What do you invest in? We would say a nice barbell strategy where you start with a high allocation to low-risk investment and a small allocation to higher risk stuff. Over time as you build up an ‘unspendable’ income stream from your low-risk stuff, you invest more and more into the high risk.
For simplicity we will choose 4 asset classes in order of riskiness
CD Ladder & Savings accounts
Short-term Muni bonds
Equity
Crypto
We might do something like the below where:
Safest: CDs start at 90% and decrease allocation by 5% per year
Safe: ST Munis at 5% per year
Risky: Equity is remaining allocation
Riskiest: Crypto starts at 2% and increases 2% per year to max 40%
This way you are securing a large, ‘safe’ bucket of cashflowing assets (CDs & ST Munis) up front.
[Note - FDIC insures money in each bank up to $250k. SIPC covers $500k in investment accounts and $250k of that can be cash/cash equivalents. You will need a lot of banks to do the CD ladder in $100 million balance. Just hire someone to watch your bank accounts.]
Then adding on more risk and growth potential later with Equity & crypto.
[F’er Note - short-term munis are basically local state and town municipal bonds with 2 years or less to maturity. These tend to yield a bit more than a bank account, but with less than 2 year to maturity, there is little risk of default. Munis also tend to be tax-advantaged.]

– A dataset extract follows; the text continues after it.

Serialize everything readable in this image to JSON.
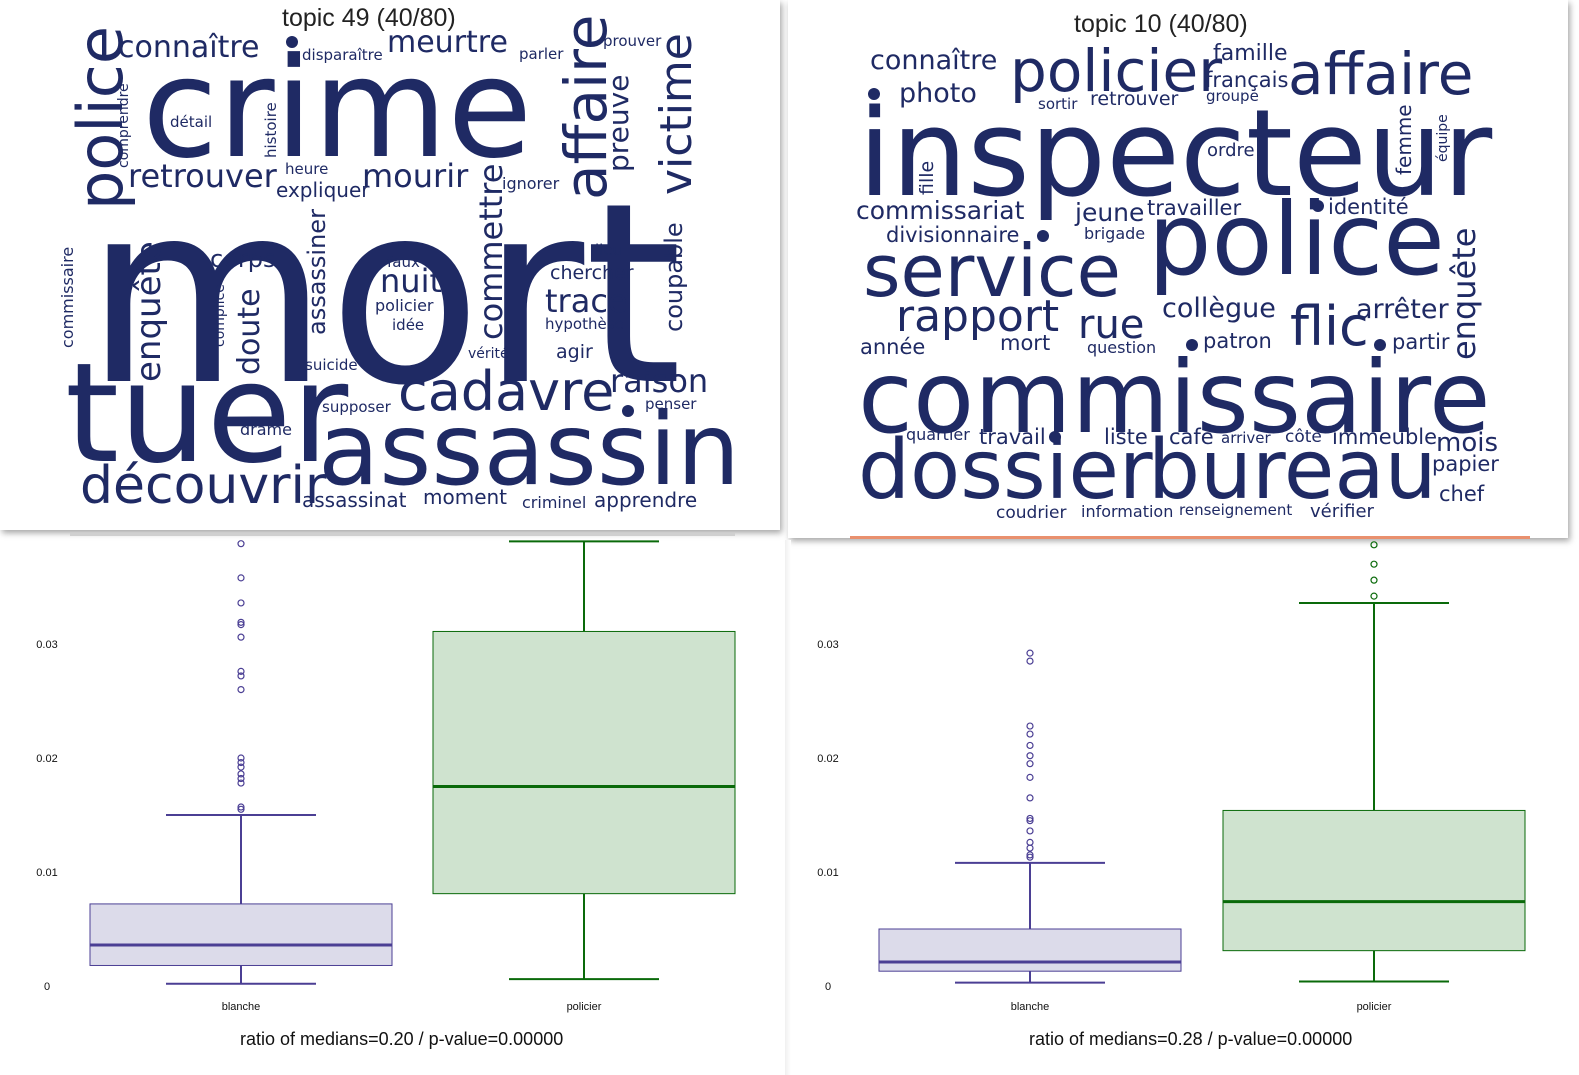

Remember, you are already spending $5mm a year from your annuity payout and that is growing at 3%. So any investment cashflow you can just reinvest back into investments for 30 years since you aren’t touching the principle.

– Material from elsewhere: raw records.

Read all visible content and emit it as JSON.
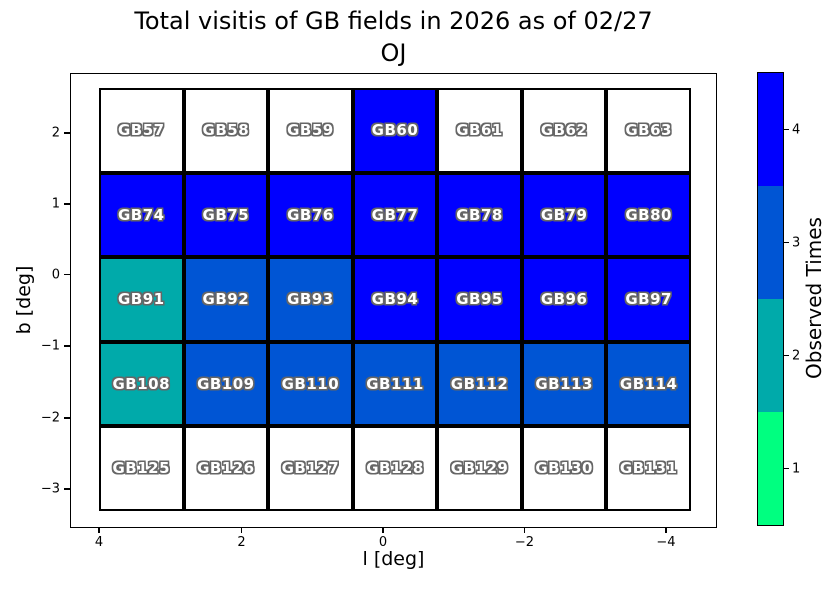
{
  "title": {
    "line1": "Total visitis of GB fields in 2026 as of 02/27",
    "line2": "OJ"
  },
  "axes": {
    "xlabel": "l [deg]",
    "ylabel": "b [deg]",
    "xtick_labels": [
      "4",
      "2",
      "0",
      "−2",
      "−4"
    ],
    "ytick_labels": [
      "2",
      "1",
      "0",
      "−1",
      "−2",
      "−3"
    ]
  },
  "colorbar": {
    "label": "Observed Times",
    "tick_labels": [
      "4",
      "3",
      "2",
      "1"
    ],
    "segment_colors_top_to_bottom": [
      "#0000ff",
      "#0055d4",
      "#00aaaa",
      "#00ff80"
    ]
  },
  "chart_data": {
    "type": "heatmap",
    "title": "Total visitis of GB fields in 2026 as of 02/27 OJ",
    "xlabel": "l [deg]",
    "ylabel": "b [deg]",
    "colorbar_label": "Observed Times",
    "x_ticks": [
      4,
      2,
      0,
      -2,
      -4
    ],
    "y_ticks": [
      2,
      1,
      0,
      -1,
      -2,
      -3
    ],
    "x_axis_inverted": true,
    "colorbar_range": [
      1,
      4
    ],
    "value_colors": {
      "0": "#ffffff",
      "1": "#00ff80",
      "2": "#00aaaa",
      "3": "#0055d4",
      "4": "#0000ff"
    },
    "rows": [
      {
        "labels": [
          "GB57",
          "GB58",
          "GB59",
          "GB60",
          "GB61",
          "GB62",
          "GB63"
        ],
        "observed": [
          0,
          0,
          0,
          4,
          0,
          0,
          0
        ]
      },
      {
        "labels": [
          "GB74",
          "GB75",
          "GB76",
          "GB77",
          "GB78",
          "GB79",
          "GB80"
        ],
        "observed": [
          4,
          4,
          4,
          4,
          4,
          4,
          4
        ]
      },
      {
        "labels": [
          "GB91",
          "GB92",
          "GB93",
          "GB94",
          "GB95",
          "GB96",
          "GB97"
        ],
        "observed": [
          2,
          3,
          3,
          4,
          4,
          4,
          4
        ]
      },
      {
        "labels": [
          "GB108",
          "GB109",
          "GB110",
          "GB111",
          "GB112",
          "GB113",
          "GB114"
        ],
        "observed": [
          2,
          3,
          3,
          3,
          3,
          3,
          3
        ]
      },
      {
        "labels": [
          "GB125",
          "GB126",
          "GB127",
          "GB128",
          "GB129",
          "GB130",
          "GB131"
        ],
        "observed": [
          0,
          0,
          0,
          0,
          0,
          0,
          0
        ]
      }
    ]
  }
}
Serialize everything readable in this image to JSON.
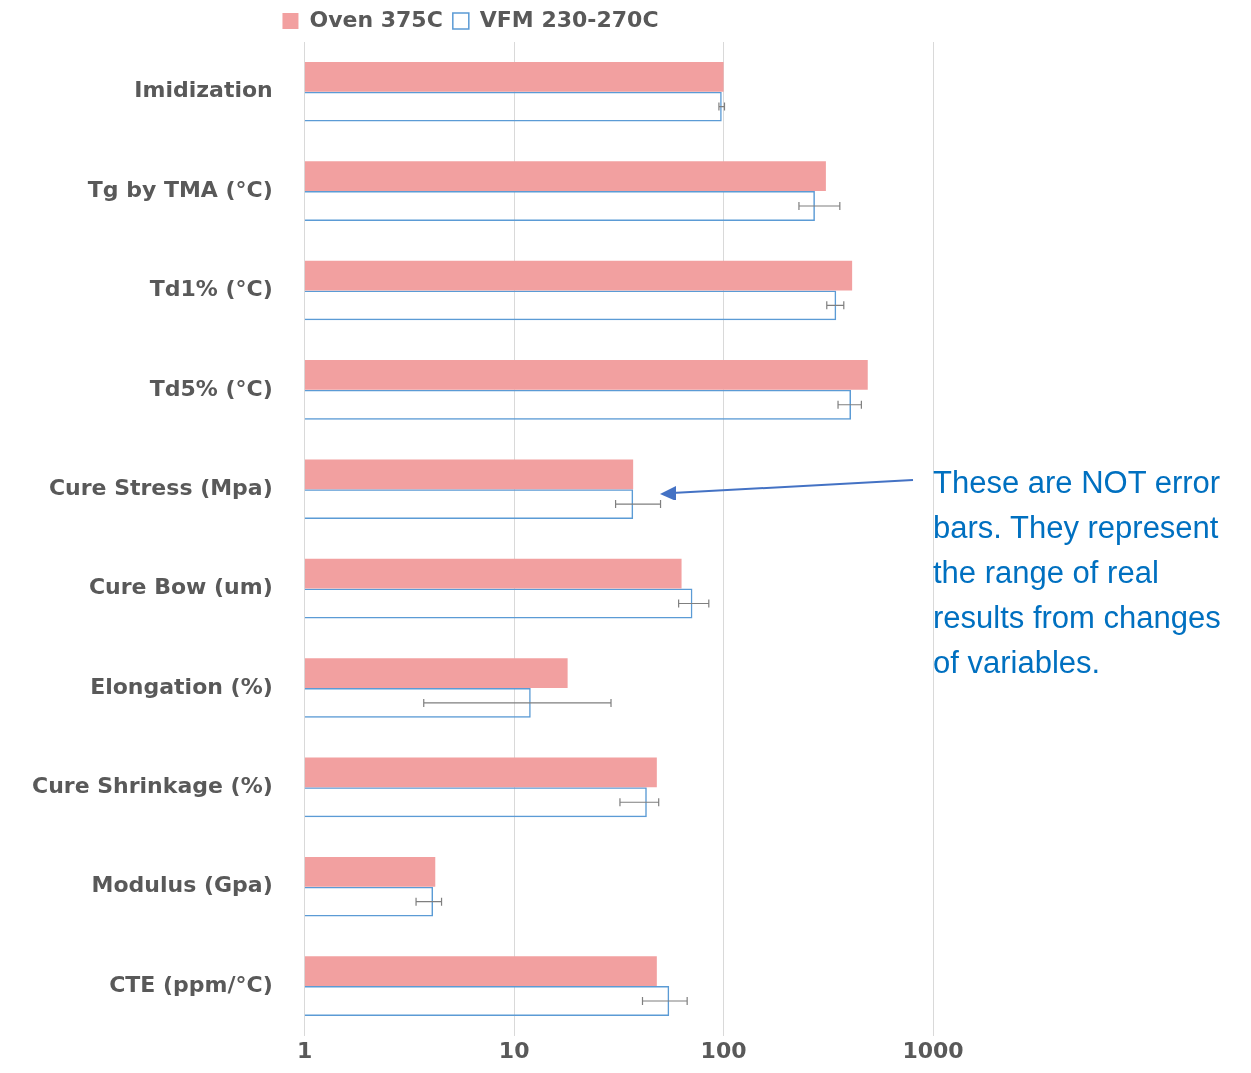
{
  "chart_data": {
    "type": "bar",
    "orientation": "horizontal",
    "log": "x",
    "categories": [
      "Imidization",
      "Tg by TMA (°C)",
      "Td1% (°C)",
      "Td5% (°C)",
      "Cure Stress (Mpa)",
      "Cure Bow (um)",
      "Elongation (%)",
      "Cure Shrinkage (%)",
      "Modulus (Gpa)",
      "CTE (ppm/°C)"
    ],
    "series": [
      {
        "name": "Oven 375C",
        "color": "#f2a0a0",
        "values": [
          100,
          308,
          411,
          488,
          37,
          63,
          18,
          48,
          4.2,
          48
        ]
      },
      {
        "name": "VFM 230-270C",
        "color": "#5b9bd5",
        "values": [
          98,
          273,
          345,
          406,
          37,
          71,
          12,
          43,
          4.1,
          55
        ],
        "errors": [
          [
            95,
            101
          ],
          [
            229,
            359
          ],
          [
            311,
            375
          ],
          [
            352,
            455
          ],
          [
            30.5,
            50
          ],
          [
            61,
            85
          ],
          [
            3.7,
            29
          ],
          [
            32,
            49
          ],
          [
            3.4,
            4.5
          ],
          [
            41,
            67
          ]
        ]
      }
    ],
    "xlim": [
      1,
      1000
    ],
    "xticks": [
      1,
      10,
      100,
      1000
    ],
    "grid": "x",
    "legend": "top",
    "annotations": [
      "These are NOT error bars. They represent the range of real results from changes of variables."
    ]
  }
}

If you assume no growth in prices of your equity and crypto and CDs give you 3% yield, munis 4% yield, and ETFs 2% dividend, your portfolio looks something like this:
30 years later you have almost $900 million invested even with 0% growth in ETFs and crypto. And you are cashflowing ~$12.5 million a year after-tax.

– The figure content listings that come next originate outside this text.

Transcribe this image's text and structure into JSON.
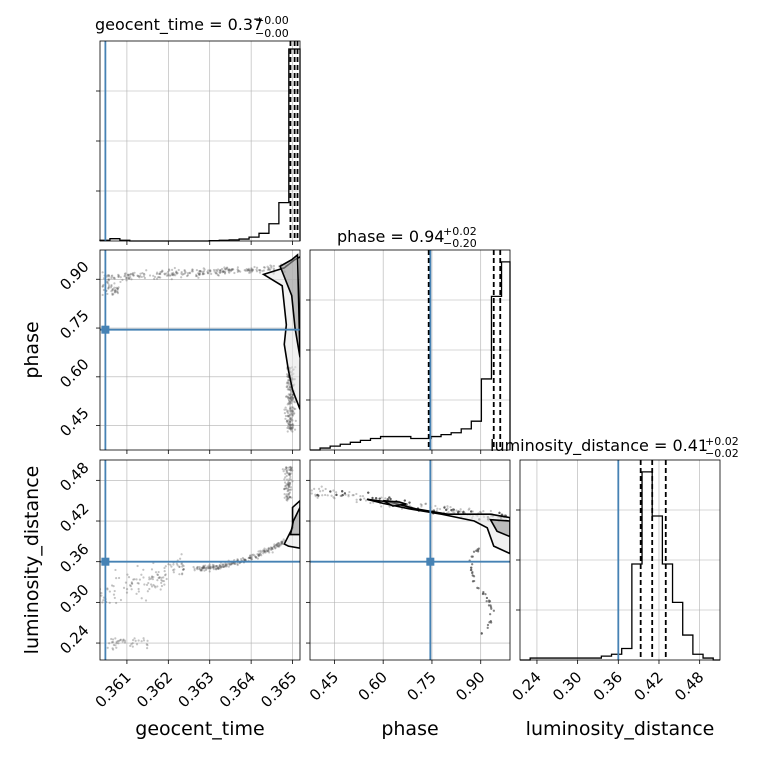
{
  "chart_data": {
    "type": "corner",
    "parameters": [
      "geocent_time",
      "phase",
      "luminosity_distance"
    ],
    "truth": {
      "geocent_time": 0.36048,
      "phase": 0.745,
      "luminosity_distance": 0.36
    },
    "colors": {
      "truth": "#4682b4",
      "hist": "#000000",
      "grid": "#b0b0b0",
      "samples": "#555555"
    },
    "axes": {
      "geocent_time": {
        "range": [
          0.36035,
          0.36518
        ],
        "ticks": [
          0.361,
          0.362,
          0.363,
          0.364,
          0.365
        ],
        "tick_labels": [
          "0.361",
          "0.362",
          "0.363",
          "0.364",
          "0.365"
        ],
        "label": "geocent_time"
      },
      "phase": {
        "range": [
          0.375,
          0.99
        ],
        "ticks": [
          0.45,
          0.6,
          0.75,
          0.9
        ],
        "tick_labels": [
          "0.45",
          "0.60",
          "0.75",
          "0.90"
        ],
        "label": "phase"
      },
      "luminosity_distance": {
        "range": [
          0.215,
          0.51
        ],
        "ticks": [
          0.24,
          0.3,
          0.36,
          0.42,
          0.48
        ],
        "tick_labels": [
          "0.24",
          "0.30",
          "0.36",
          "0.42",
          "0.48"
        ],
        "label": "luminosity_distance"
      }
    },
    "titles": [
      {
        "param": "geocent_time",
        "text": "geocent_time = 0.37",
        "sup": "+0.00",
        "sub": "−0.00"
      },
      {
        "param": "phase",
        "text": "phase = 0.94",
        "sup": "+0.02",
        "sub": "−0.20"
      },
      {
        "param": "luminosity_distance",
        "text": "luminosity_distance = 0.41",
        "sup": "+0.02",
        "sub": "−0.02"
      }
    ],
    "histograms": {
      "geocent_time": {
        "edges": [
          0.36035,
          0.36059,
          0.36083,
          0.36107,
          0.36131,
          0.36155,
          0.36179,
          0.36203,
          0.36227,
          0.36251,
          0.36275,
          0.36299,
          0.36323,
          0.36347,
          0.36371,
          0.36395,
          0.36419,
          0.36443,
          0.36467,
          0.36491,
          0.36518
        ],
        "counts": [
          0.004,
          0.012,
          0.004,
          0.0,
          0.0,
          0.0,
          0.0,
          0.0,
          0.0,
          0.0,
          0.0,
          0.002,
          0.004,
          0.006,
          0.01,
          0.02,
          0.04,
          0.09,
          0.2,
          1.0
        ],
        "quantiles": [
          0.36495,
          0.36505,
          0.36512
        ]
      },
      "phase": {
        "edges": [
          0.375,
          0.406,
          0.437,
          0.468,
          0.499,
          0.53,
          0.561,
          0.592,
          0.623,
          0.654,
          0.685,
          0.716,
          0.747,
          0.778,
          0.809,
          0.84,
          0.871,
          0.902,
          0.933,
          0.964,
          0.99
        ],
        "counts": [
          0.0,
          0.01,
          0.02,
          0.03,
          0.04,
          0.05,
          0.06,
          0.07,
          0.07,
          0.07,
          0.06,
          0.06,
          0.07,
          0.08,
          0.09,
          0.11,
          0.15,
          0.37,
          0.8,
          0.98
        ],
        "quantiles": [
          0.74,
          0.94,
          0.96
        ]
      },
      "luminosity_distance": {
        "edges": [
          0.215,
          0.23,
          0.245,
          0.26,
          0.275,
          0.29,
          0.305,
          0.32,
          0.335,
          0.35,
          0.365,
          0.38,
          0.395,
          0.41,
          0.425,
          0.44,
          0.455,
          0.47,
          0.485,
          0.5,
          0.51
        ],
        "counts": [
          0.0,
          0.01,
          0.01,
          0.01,
          0.01,
          0.01,
          0.01,
          0.01,
          0.02,
          0.03,
          0.06,
          0.5,
          0.98,
          0.75,
          0.5,
          0.3,
          0.13,
          0.03,
          0.01,
          0.0
        ],
        "quantiles": [
          0.393,
          0.41,
          0.43
        ]
      }
    },
    "contours": {
      "phase_vs_geocent_time": [
        [
          [
            0.3643,
            0.915
          ],
          [
            0.3648,
            0.935
          ],
          [
            0.36505,
            0.96
          ],
          [
            0.3652,
            0.97
          ],
          [
            0.36518,
            0.5
          ],
          [
            0.365,
            0.56
          ],
          [
            0.3649,
            0.62
          ],
          [
            0.3648,
            0.7
          ],
          [
            0.36485,
            0.76
          ],
          [
            0.3648,
            0.82
          ],
          [
            0.36475,
            0.88
          ],
          [
            0.3643,
            0.915
          ]
        ],
        [
          [
            0.3647,
            0.94
          ],
          [
            0.36498,
            0.96
          ],
          [
            0.36512,
            0.975
          ],
          [
            0.36518,
            0.66
          ],
          [
            0.36506,
            0.75
          ],
          [
            0.36498,
            0.85
          ],
          [
            0.3647,
            0.94
          ]
        ]
      ],
      "luminosity_distance_vs_geocent_time": [
        [
          [
            0.3648,
            0.386
          ],
          [
            0.365,
            0.41
          ],
          [
            0.365,
            0.44
          ],
          [
            0.36518,
            0.45
          ],
          [
            0.36518,
            0.38
          ],
          [
            0.3649,
            0.383
          ],
          [
            0.3648,
            0.386
          ]
        ],
        [
          [
            0.36495,
            0.4
          ],
          [
            0.36502,
            0.42
          ],
          [
            0.36518,
            0.44
          ],
          [
            0.36518,
            0.4
          ],
          [
            0.36495,
            0.4
          ]
        ]
      ],
      "luminosity_distance_vs_phase": [
        [
          [
            0.55,
            0.452
          ],
          [
            0.62,
            0.448
          ],
          [
            0.7,
            0.438
          ],
          [
            0.8,
            0.43
          ],
          [
            0.88,
            0.43
          ],
          [
            0.93,
            0.43
          ],
          [
            0.99,
            0.425
          ],
          [
            0.99,
            0.372
          ],
          [
            0.94,
            0.383
          ],
          [
            0.92,
            0.41
          ],
          [
            0.88,
            0.42
          ],
          [
            0.78,
            0.43
          ],
          [
            0.68,
            0.438
          ],
          [
            0.6,
            0.446
          ],
          [
            0.55,
            0.452
          ]
        ],
        [
          [
            0.6,
            0.45
          ],
          [
            0.65,
            0.448
          ],
          [
            0.67,
            0.445
          ],
          [
            0.63,
            0.442
          ],
          [
            0.6,
            0.45
          ]
        ],
        [
          [
            0.93,
            0.422
          ],
          [
            0.99,
            0.42
          ],
          [
            0.99,
            0.397
          ],
          [
            0.95,
            0.405
          ],
          [
            0.93,
            0.422
          ]
        ]
      ]
    }
  }
}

Sure, this is simplistic as you probably can open your investment world up to more than just 4 assets. But you get the idea. You have spent $238 million over the 30 years and still have at a minimum, $900 million in assets and enough cashflow to live off.
[Note- We would probably buy some permanent life insurance in there as well to move money to trusts for kids and grand kids to keep it private and have control on when they get the money.]
Now you tell me, why are you taking a lump sum and a ton of investment risk?
“I want the money if I die” is one other reason said on Twitter for the lump sum. Well, if you die, your estate gets the remaining CF. Per the lotto site:
“If a jackpot winner dies before receiving all annual installments, the balance of the prize will be paid to the winner's estate. Upon receipt of a court order, annual prize payments will continue to be paid to the winner's heirs. Other provisions may also apply depending on the laws of the lottery paying the prize.”
Conclusion:
This free post is a bit of mental masturbation. The likelihood of any of the thousands of people subscribing actually winning lotto is immaterial (but if any of you do, we will help advise your finances).
But it is a fun one to write.
The answer is so absurdly clear to us on what to do, the fact there are so many bad takes out there is mind bottling.
If you win lotto. Be Anon as possible. Get a good team to advise you. Take the annuity so you can’t go broke. And secure safe cashflows first.
And stop taking advice from finance gooroos who repeat the same 2 talking points no matter what (“BuY VoO”).
Even smaller jackpots (Powerball minimum jackpot is $40 million, so low $20mm lump sum and ~$10-12 million post-tax) makes sense to take the increasing annuity. Sure you can’t spend $5mm a year, but all the above logic is still valid.
And this is more time on lotto than you should spend. You should be building your side incomes since that is a much higher probability of success. Thanks for reading, but go build something.
Good luck Anon
These articles really are enjoyable to read, and shows how knowledgeable you are on finances! Thank you for the hard work on it.
I can see the logic behind the annuity strategy. One question for you, though: any concern about a scary future world where the highest income tax brackets get to the point of 60, 70, or 80%? In theory, now might be the lowest taxes are ever going to be looking forward - would it be more tax efficient to tax everything in the lump sum now?